Rapat Mahfud dengan Komisi III DPR ini sudah dua kali mengalami penundaan. Terbaru, Pimpinan Komisi III DPR Ahmad Sahroni mengatakan rapat dengan Mahfud dan Menteri Keuangan Sri Mulyani soal transaksi mencurigakan Rp 349 triliun itu akan digelar Rabu (29/3/2023).

“Batal (hari Jumat), karena hari fraksi dan diundur tanggal 29 Maret,” kata Sahroni di kompleks parlemen, Senayan, Jakarta, Selasa (21/3/2023).

Kejanggalan Rp 300 triliun, menurut Sahroni, tak boleh menguap begitu saja. Dia mengatakan hal itu bisa menimbulkan fitnah jika tak dijelaskan secara tuntas.

“Banyak informasi yang ujungnya cuma fitnah, fitnah sana, sini, tapi penyelesaiannya harus disajikan kepada publik.

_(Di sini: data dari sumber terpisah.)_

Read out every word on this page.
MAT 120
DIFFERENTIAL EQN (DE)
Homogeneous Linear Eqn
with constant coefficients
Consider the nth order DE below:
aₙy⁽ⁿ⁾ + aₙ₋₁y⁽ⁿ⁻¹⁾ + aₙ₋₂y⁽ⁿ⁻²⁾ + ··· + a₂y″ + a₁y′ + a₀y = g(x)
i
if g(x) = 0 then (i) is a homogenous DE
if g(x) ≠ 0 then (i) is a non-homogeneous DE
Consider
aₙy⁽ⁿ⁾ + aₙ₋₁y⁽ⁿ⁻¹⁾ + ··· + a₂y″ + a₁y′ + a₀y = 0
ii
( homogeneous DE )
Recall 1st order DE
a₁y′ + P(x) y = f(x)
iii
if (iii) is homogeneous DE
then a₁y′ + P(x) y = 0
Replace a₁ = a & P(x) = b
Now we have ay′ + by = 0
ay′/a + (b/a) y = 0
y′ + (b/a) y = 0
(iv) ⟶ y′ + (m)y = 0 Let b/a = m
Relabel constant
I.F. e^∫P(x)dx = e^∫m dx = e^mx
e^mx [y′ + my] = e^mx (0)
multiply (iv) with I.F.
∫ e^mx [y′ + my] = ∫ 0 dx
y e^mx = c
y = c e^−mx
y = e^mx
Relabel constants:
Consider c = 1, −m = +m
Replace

Itu yang tadi saya minta harus ada ujungnya, jangan sampai informasi tersebut tersebar tapi nggak ada penyelesaiannya,” tutur Sahroni.

“Kita harus selesaikan dalam waktu yang cepat, tanggal 29 Maret nanti rapat bersama dengan Pak Menko, Bu Menkeu dengan Pak Ivan,” sambungnya.
Komisi III DPR Sudah Rapat dengan PPATK

Sebelum rapat dengan Mahfud, Komisi III DPR sudah menggelar rapat dengan Pusat Pelaporan dan Analisis Transaksi Keuangan (PPATK) soal transaksi mencurigakan Rp 300 triliun pada Selasa (21/3/2023). Rapat itu dipimpin Sahroni.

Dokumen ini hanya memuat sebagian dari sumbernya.